Douleurs nociceptives/Douleurs neurogènes : on décrit plusieurs mécanismes de production de la douleur. La nociception est le mécanisme habituel, de loin le plus fréquent. Les douleurs neurogènes sont dues à une lésion nerveuse, comme les douleurs parfois très intenses que l’on peut constater dans le territoire du nerf atteint par le virus du zona. Elles résistent aux antalgiques usuels.
Essai thérapeutique : quand il s’agit de comparer deux traitements par un essai clinique, celui-ci devient un essai thérapeutique.
Gold standard : méthode ou traitement considéré, à la suite d’essais cliniques précédents, comme le meilleur dans une situation donnée. Il est utilisé comme élément de comparaison dans les essais thérapeutiques : un nouveau traitement doit démontrer qu’il est supérieur au gold standard en vigueur pour le remplacer.

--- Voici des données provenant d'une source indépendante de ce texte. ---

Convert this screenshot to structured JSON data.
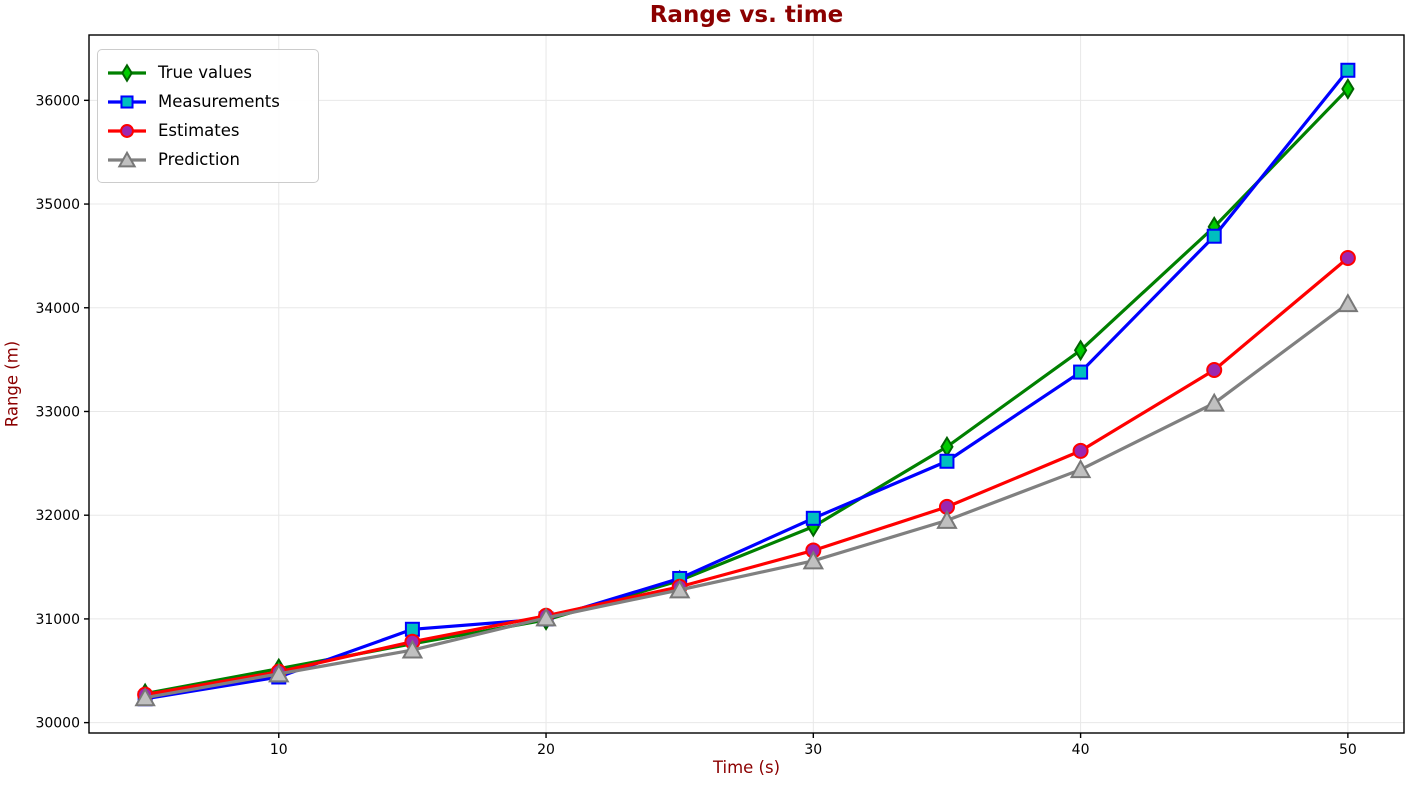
{
  "page": {
    "title": "Range vs. time"
  },
  "chart_data": {
    "type": "line",
    "title": "Range vs. time",
    "xlabel": "Time (s)",
    "ylabel": "Range (m)",
    "x": [
      5,
      10,
      15,
      20,
      25,
      30,
      35,
      40,
      45,
      50
    ],
    "series": [
      {
        "name": "True values",
        "marker": "diamond",
        "line_color": "#008000",
        "marker_fill": "#00CC00",
        "marker_edge": "#006400",
        "values": [
          30280,
          30520,
          30760,
          30990,
          31370,
          31890,
          32660,
          33590,
          34780,
          36110
        ]
      },
      {
        "name": "Measurements",
        "marker": "square",
        "line_color": "#0000FF",
        "marker_fill": "#00BFBF",
        "marker_edge": "#0000FF",
        "values": [
          30230,
          30440,
          30900,
          31000,
          31390,
          31970,
          32520,
          33380,
          34690,
          36290
        ]
      },
      {
        "name": "Estimates",
        "marker": "circle",
        "line_color": "#FF0000",
        "marker_fill": "#9C27B0",
        "marker_edge": "#FF0000",
        "values": [
          30270,
          30490,
          30780,
          31030,
          31310,
          31660,
          32080,
          32620,
          33400,
          34480
        ]
      },
      {
        "name": "Prediction",
        "marker": "triangle",
        "line_color": "#808080",
        "marker_fill": "#C0C0C0",
        "marker_edge": "#787878",
        "values": [
          30240,
          30470,
          30700,
          31010,
          31280,
          31560,
          31950,
          32440,
          33080,
          34040
        ]
      }
    ],
    "xticks": [
      10,
      20,
      30,
      40,
      50
    ],
    "yticks": [
      30000,
      31000,
      32000,
      33000,
      34000,
      35000,
      36000
    ],
    "xlim": [
      2.9,
      52.1
    ],
    "ylim": [
      29900,
      36630
    ],
    "grid": true,
    "legend_position": "upper-left",
    "colors": {
      "title": "#8B0000",
      "axis_label": "#8B0000",
      "tick_label": "#000000",
      "grid": "#E8E8E8",
      "spine": "#000000"
    }
  }
}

Ictère : nom médical de la jaunisse.
Incurable : patient ou maladie pour qui aucune mesure à visée curative n’est possible.

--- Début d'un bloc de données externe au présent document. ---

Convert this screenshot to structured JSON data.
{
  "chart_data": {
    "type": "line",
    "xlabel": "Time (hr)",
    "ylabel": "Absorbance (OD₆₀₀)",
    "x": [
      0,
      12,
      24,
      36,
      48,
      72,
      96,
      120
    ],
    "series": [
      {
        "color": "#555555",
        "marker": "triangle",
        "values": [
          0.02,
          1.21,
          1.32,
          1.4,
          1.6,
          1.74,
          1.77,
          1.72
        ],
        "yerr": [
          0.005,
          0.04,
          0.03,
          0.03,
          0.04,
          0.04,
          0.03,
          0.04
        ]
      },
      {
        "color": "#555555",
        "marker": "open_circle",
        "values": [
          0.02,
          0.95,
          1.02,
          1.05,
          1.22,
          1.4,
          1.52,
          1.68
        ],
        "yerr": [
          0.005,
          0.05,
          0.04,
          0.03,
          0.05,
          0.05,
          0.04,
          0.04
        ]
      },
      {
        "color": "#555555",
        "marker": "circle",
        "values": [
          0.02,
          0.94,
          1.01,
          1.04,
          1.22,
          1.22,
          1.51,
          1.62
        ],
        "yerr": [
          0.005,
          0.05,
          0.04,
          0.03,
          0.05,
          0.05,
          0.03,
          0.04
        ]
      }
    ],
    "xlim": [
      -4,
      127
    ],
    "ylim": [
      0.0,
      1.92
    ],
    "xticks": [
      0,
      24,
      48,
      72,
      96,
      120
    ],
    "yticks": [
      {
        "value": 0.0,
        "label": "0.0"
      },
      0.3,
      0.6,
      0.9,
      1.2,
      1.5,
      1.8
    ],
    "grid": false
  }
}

Ligne de chimiothérapie : chaque nouveau protocole utilisé en chimiothérapie est qualifié de ligne : traitement de première, de deuxième ligne, etc.
Molécule : dans le jargon de la thérapeutique, molécule désigne le principe actif d’un médicament, et, par extension, ce médicament.

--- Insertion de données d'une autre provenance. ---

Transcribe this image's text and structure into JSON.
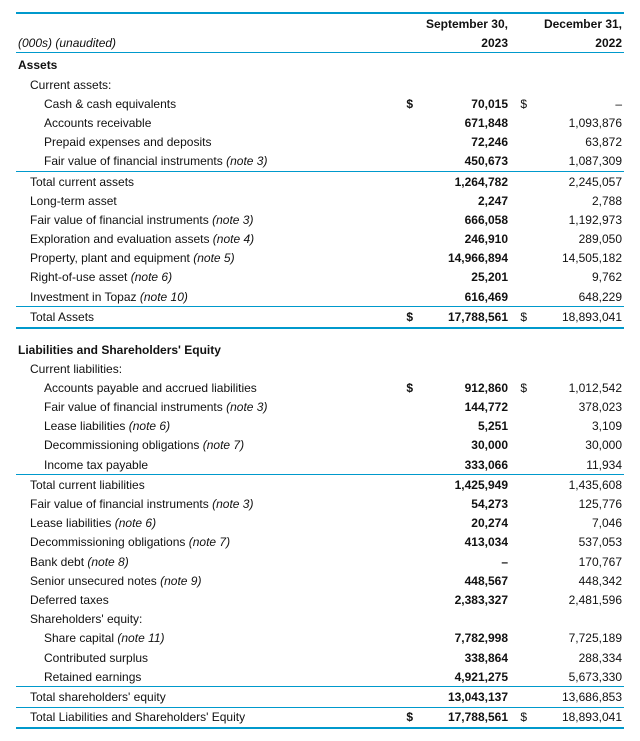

Obstination déraisonnable : c’est l’appellation actuelle de l’acharnement thérapeutique. Il est formellement déconseillé d’y céder.
Patch anesthésiant : pastille enduite d’un anesthésique local, placé en regard de la chambre implantable une heure avant qu’on ne pique dans sa membrane.
Posthumanisme : version extrême du transhumanisme, dont une des thèses est que l’on pourra un jour vaincre la mort, en vivant éternellement jeune.
Protocole d’accord : dans un essai thérapeutique, le consentement, très détaillé, porte le nom de protocole d’accord.
Randomisation : tirage au sort mené de manière rigoureuse dans un essai clinique.
Recherche clinique : partie de la recherche médicale qui porte sur les patients, ce qui exclue le recours à l’expérimentation.
Thérapie ciblée : en oncologie, les thérapies ciblées sont des médicaments qui ciblent spécifiquement une protéine ou un mécanisme impliqués dans le développement tumoral, de manière à les bloquer. Ils sont donc a priori sans effet sur les cellules saines.
Tracer/Traçabilité : toute décision doit laisser une trace dans un dossier. C’est est un des aspects de la traçabilité.